All things being equal, high turnout should be good news for Democrats, particularly in a midterm when, traditionally, the young and minority voters who now favor the Donkey Party do not tend to participate in proportionate numbers. But there’s a lot we still don’t know about the composition of the electorate this year. On the one hand, Democrats appear certain to do better among college-educated white voters (and particularly women) than they did in 2016 — and perhaps among seniors as well. On the other hand, there are signs Republicans are beginning to match Democrats in voter enthusiasm as Trump bangs the drum for his divisive race-and-immigration-tinged message.

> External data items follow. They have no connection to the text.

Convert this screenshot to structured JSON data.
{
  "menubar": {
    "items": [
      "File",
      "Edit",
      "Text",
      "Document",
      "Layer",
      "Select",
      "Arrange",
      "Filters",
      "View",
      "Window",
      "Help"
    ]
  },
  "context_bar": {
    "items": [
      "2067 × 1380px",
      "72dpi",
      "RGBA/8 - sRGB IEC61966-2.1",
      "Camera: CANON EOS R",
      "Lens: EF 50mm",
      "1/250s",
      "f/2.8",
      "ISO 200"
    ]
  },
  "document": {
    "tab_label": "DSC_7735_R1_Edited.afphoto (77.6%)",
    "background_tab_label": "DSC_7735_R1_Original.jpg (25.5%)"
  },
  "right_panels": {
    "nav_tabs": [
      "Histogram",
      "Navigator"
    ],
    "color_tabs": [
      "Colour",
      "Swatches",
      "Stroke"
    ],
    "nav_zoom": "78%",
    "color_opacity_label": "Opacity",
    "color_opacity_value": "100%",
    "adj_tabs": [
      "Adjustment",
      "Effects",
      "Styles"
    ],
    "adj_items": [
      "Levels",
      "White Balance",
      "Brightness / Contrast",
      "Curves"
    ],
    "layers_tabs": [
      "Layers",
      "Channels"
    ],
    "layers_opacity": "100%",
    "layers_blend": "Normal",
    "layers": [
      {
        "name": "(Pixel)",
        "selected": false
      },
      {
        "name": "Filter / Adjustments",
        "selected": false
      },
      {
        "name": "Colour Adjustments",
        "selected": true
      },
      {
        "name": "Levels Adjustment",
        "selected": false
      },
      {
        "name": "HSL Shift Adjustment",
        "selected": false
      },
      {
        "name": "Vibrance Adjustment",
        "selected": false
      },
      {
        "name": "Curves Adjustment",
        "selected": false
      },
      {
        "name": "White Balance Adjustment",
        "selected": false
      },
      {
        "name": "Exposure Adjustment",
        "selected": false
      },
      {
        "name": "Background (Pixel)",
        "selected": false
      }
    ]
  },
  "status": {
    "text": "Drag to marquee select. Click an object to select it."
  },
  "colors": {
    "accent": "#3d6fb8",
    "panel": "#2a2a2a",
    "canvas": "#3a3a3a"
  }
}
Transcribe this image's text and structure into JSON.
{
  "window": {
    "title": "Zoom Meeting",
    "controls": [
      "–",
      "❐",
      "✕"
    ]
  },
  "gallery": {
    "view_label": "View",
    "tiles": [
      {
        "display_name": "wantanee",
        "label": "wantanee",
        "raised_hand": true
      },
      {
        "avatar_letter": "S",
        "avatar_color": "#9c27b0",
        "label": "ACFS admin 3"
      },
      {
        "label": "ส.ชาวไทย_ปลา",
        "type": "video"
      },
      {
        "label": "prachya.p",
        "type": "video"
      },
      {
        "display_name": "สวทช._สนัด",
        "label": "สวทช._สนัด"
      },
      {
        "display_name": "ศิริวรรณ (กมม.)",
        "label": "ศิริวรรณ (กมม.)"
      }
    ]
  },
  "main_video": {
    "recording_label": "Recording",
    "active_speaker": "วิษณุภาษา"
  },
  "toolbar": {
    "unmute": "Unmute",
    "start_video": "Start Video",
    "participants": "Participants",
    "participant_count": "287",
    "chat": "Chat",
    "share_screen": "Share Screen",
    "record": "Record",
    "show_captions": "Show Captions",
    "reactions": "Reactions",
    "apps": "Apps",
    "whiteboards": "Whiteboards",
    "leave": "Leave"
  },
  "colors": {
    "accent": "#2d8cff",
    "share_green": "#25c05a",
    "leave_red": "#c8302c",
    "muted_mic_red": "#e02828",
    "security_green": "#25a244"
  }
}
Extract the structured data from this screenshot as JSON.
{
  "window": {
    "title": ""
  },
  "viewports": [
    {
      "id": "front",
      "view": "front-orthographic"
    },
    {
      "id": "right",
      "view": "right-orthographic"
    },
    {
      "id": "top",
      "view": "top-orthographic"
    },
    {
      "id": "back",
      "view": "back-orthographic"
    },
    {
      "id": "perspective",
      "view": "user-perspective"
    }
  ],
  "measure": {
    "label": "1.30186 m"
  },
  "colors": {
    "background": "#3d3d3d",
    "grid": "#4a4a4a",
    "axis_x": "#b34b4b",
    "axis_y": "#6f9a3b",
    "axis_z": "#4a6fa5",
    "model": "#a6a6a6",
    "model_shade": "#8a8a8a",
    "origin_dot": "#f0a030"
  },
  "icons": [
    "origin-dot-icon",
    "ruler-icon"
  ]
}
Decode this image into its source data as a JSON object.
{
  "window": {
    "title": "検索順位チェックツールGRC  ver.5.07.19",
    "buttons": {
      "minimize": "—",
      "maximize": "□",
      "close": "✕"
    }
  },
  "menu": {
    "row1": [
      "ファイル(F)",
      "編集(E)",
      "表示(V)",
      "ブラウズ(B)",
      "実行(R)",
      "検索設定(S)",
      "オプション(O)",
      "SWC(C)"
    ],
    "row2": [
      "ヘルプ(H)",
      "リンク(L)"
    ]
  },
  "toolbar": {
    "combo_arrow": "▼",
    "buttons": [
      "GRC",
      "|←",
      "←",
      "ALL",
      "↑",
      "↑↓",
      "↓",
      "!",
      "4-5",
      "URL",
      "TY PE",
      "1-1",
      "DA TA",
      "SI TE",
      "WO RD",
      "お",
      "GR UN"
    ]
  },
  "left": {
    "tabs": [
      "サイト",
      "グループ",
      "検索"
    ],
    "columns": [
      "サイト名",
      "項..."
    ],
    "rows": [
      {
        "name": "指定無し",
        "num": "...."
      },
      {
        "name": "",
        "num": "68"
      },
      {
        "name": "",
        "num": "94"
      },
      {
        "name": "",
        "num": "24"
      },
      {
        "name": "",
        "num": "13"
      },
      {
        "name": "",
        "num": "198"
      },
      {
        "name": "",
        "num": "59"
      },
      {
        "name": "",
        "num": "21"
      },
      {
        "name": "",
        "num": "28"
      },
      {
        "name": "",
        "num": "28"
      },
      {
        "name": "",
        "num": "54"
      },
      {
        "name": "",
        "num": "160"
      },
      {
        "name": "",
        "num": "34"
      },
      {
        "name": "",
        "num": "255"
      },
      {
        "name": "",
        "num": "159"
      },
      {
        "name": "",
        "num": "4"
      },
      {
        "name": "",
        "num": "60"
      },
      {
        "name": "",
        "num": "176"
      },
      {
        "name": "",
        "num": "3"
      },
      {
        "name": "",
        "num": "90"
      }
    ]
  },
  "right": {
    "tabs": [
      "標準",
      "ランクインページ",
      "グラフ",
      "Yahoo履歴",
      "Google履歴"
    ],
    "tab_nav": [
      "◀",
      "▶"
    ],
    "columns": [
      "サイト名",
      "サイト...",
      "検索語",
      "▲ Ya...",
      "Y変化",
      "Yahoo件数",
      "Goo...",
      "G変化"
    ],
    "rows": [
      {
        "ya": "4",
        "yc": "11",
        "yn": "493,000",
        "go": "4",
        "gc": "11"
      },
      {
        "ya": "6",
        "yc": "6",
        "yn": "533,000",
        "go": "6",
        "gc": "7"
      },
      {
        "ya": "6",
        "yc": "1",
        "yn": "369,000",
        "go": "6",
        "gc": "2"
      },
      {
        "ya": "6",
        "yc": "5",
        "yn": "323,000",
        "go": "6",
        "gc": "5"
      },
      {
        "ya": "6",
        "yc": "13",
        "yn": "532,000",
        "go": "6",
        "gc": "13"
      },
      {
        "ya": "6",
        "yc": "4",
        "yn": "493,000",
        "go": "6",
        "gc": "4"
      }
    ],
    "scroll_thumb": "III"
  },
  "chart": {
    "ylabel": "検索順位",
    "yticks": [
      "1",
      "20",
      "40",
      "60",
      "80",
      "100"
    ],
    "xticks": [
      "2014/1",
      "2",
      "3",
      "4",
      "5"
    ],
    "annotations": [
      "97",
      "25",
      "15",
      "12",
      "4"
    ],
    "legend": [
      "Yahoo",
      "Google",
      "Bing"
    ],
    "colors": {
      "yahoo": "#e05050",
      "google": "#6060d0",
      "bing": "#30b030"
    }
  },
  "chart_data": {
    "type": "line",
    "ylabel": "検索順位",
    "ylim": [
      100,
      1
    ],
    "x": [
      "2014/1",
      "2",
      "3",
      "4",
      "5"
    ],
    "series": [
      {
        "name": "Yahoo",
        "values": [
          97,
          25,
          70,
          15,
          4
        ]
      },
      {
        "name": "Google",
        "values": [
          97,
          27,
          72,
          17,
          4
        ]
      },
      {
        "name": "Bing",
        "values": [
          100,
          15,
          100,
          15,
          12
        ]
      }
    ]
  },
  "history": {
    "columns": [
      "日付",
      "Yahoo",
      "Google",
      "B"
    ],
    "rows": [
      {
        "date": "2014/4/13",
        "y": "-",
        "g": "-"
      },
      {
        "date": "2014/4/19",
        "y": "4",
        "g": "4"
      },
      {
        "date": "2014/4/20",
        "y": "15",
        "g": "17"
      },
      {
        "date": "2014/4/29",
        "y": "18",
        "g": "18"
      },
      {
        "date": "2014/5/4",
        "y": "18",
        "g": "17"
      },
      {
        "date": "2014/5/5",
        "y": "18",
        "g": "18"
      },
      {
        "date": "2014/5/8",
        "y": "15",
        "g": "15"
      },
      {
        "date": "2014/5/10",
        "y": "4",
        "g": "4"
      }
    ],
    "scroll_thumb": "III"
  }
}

State-by-state early voting data this year does not paint a picture of either party having an enormous advantage, though it could be crucial in some close races. Based on nearly complete preelection numbers, McDonald thinks Arizona’s early voting breakdown is a good sign for Republican Senate candidate Martha McSally; Florida’s numbers are really too close to attribute an advantage for either side; and Colorado, Iowa, and Nevada’s show a modest Democratic edge. It’s really hard to figure, though, as Georgia’s high early vote, very close election illustrates:
Georgia nearly doubled its 2014 early vote, but the racial composition is nearly identical. Whites were 58.1% of the early voters in 2014 and are 58.1% in 2018. African-Americans were 30.8% of early voters in 2014 and are 30.8% in 2014. Who are the White voters? What about more young people voting (they are)? Hard to know for sure where this election stands just based on race demographics.
And then there’s Texas, where the early vote was so astonishingly high (it outstripped total turnout from 2014) that there really aren’t any relevant precedents.
So we won’t know the true significance of early voting until actual Election Day voting is done, and by then we’ll have stopped talking about indicators and have begun discussing results.